Department of Pathology & Immunology, Baylor College of Medicine, Houston, TX, USA.
Jan and Dan Duncan Neurological Research Institute at Texas Children's Hospital, Houston, TX, USA.
J Physiol. 2021 Apr;599(7):2037-2054. doi: 10.1113/JP280978. Epub 2021 Jan 9.
Loss-of-function mutations in the Thap1 gene cause partially penetrant dystonia type 6 (DYT6). Some non-manifesting DYT6 mutation carriers have tremor and abnormal cerebello-thalamo-cortical signalling. We show that Thap1 heterozygote mice have action tremor, a reduction in cerebellar neuron number, and abnormal electrophysiological signals in the remaining neurons. These results underscore the importance of Thap1 levels for cerebellar function. These results uncover how cerebellar abnormalities contribute to different dystonia-associated motor symptoms.
Loss-of-function mutations in the Thanatos-associated domain-containing apoptosis-associated protein 1 (THAP1) gene cause partially penetrant autosomal dominant dystonia type 6 (DYT6). However, the neural abnormalities that promote the resultant motor dysfunctions remain elusive. Studies in humans show that some non-manifesting DYT6 carriers have altered cerebello-thalamo-cortical function with subtle but reproducible tremor. Here, we uncover that Thap1 heterozygote mice have action tremor that rises above normal baseline values even though they do not exhibit overt dystonia-like twisting behaviour. At the neural circuit level, we show using in vivo recordings in awake Thap1 mice that Purkinje cells have abnormal firing patterns and that cerebellar nuclei neurons, which connect the cerebellum to the thalamus, fire at a lower frequency. Although the Thap1 mice have fewer Purkinje cells and cerebellar nuclei neurons, the number of long-range excitatory outflow projection neurons is unaltered. The preservation of interregional connectivity suggests that abnormal neural function rather than neuron loss instigates the network dysfunction and the tremor in Thap1 mice. Accordingly, we report an inverse correlation between the average firing rate of cerebellar nuclei neurons and tremor power. Our data show that cerebellar circuitry is vulnerable to Thap1 mutations and that cerebellar dysfunction may be a primary cause of tremor in non-manifesting DYT6 carriers and a trigger for the abnormal postures in manifesting patients.

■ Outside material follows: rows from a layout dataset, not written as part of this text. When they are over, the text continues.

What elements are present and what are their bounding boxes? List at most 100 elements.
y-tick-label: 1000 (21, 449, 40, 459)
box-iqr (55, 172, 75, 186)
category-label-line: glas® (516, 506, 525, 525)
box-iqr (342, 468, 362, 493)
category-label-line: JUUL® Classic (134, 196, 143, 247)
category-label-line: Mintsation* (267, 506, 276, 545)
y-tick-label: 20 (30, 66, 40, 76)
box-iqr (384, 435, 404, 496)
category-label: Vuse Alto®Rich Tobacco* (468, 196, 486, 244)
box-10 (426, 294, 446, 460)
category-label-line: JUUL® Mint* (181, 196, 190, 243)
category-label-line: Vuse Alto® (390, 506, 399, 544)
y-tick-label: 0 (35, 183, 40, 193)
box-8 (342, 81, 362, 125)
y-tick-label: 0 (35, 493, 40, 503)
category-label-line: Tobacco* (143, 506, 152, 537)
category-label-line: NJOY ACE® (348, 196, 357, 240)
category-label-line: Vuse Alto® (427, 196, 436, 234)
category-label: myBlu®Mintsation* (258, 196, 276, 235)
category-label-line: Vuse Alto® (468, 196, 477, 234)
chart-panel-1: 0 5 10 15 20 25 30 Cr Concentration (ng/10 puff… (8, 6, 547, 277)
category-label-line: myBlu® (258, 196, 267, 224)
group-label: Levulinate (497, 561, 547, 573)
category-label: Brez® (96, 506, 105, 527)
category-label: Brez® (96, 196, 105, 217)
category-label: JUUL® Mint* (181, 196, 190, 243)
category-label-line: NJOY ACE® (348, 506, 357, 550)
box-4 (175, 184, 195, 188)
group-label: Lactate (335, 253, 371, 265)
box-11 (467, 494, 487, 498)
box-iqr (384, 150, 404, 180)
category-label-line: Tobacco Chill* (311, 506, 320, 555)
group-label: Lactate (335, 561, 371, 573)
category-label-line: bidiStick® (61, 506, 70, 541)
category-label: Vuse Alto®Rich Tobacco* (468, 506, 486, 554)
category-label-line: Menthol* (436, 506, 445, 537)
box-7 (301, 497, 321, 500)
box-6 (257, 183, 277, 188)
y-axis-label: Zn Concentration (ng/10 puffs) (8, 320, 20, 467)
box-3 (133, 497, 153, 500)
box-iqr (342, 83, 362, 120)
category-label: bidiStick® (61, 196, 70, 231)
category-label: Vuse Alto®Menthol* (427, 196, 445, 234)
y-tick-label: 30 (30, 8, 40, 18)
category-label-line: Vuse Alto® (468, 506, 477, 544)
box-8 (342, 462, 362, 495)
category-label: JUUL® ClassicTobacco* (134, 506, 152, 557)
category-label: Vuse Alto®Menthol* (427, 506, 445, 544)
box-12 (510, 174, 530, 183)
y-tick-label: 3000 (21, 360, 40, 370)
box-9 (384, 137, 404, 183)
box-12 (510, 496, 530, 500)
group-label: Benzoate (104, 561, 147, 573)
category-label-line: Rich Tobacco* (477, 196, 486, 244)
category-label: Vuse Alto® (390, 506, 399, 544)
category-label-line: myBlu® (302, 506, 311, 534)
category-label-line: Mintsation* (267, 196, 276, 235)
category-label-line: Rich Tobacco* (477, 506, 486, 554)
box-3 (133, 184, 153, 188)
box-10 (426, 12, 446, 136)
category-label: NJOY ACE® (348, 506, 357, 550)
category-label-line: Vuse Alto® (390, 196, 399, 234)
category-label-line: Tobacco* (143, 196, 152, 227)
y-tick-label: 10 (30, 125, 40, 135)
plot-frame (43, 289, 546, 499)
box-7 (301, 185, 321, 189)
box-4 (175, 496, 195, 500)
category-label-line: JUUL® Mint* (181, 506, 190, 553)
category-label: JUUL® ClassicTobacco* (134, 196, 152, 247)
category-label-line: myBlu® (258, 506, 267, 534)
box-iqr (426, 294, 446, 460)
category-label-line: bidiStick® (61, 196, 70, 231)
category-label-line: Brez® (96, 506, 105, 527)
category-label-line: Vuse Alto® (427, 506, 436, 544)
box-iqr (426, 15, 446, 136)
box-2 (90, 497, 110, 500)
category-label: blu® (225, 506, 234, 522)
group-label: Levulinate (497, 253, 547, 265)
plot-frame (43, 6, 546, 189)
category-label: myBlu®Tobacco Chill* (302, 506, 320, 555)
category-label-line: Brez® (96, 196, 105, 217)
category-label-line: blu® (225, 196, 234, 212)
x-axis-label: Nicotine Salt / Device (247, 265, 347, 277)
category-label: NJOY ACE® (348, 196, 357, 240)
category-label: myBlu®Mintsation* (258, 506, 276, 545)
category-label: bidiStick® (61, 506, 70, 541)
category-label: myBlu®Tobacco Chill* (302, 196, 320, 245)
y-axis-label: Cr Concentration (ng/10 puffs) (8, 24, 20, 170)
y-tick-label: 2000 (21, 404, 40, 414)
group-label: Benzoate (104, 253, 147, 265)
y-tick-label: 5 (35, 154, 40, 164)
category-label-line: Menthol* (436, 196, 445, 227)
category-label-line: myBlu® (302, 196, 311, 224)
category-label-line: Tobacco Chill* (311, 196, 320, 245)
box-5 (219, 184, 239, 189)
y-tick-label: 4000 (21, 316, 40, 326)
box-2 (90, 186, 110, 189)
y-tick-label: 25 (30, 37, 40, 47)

Thap1 基因的功能丧失突变导致部分显性 6 型肌张力障碍(DYT6)。一些未表现出 DYT6 突变的携带者有震颤和小脑-丘脑-皮质信号异常。我们表明,Thap1 杂合子小鼠有动作性震颤、小脑神经元数量减少以及剩余神经元的异常电生理信号。这些结果强调了 Thap1 水平对小脑功能的重要性。这些结果揭示了小脑异常如何导致不同的与肌张力障碍相关的运动症状。
Thanatos 相关结构域包含凋亡相关蛋白 1(THAP1)基因的功能丧失突变导致部分显性常染色体显性 6 型肌张力障碍(DYT6)。然而,促进运动功能障碍的神经异常仍然难以捉摸。在人类中的研究表明,一些未表现出 DYT6 症状的携带者有改变的小脑-丘脑-皮质功能,伴有细微但可重复的震颤。在这里,我们揭示了 Thap1 杂合子小鼠有动作性震颤,即使它们没有表现出明显的扭转样行为,这种震颤也会高于正常基线值。在神经回路水平,我们使用清醒 Thap1 小鼠的体内记录表明,浦肯野细胞有异常的放电模式,连接小脑到丘脑的小脑核神经元以较低的频率放电。尽管 Thap1 小鼠有较少的浦肯野细胞和小脑核神经元,但长程兴奋性传出投射神经元的数量没有改变。区域间连接的保留表明,异常的神经功能而不是神经元丢失引发了 Thap1 小鼠的网络功能障碍和震颤。因此,我们报告小脑核神经元的平均放电率与震颤功率之间存在反比关系。我们的数据表明,小脑回路容易受到 Thap1 突变的影响,小脑功能障碍可能是未表现出 DYT6 携带者震颤的主要原因,也是表现出症状的患者异常姿势的触发因素。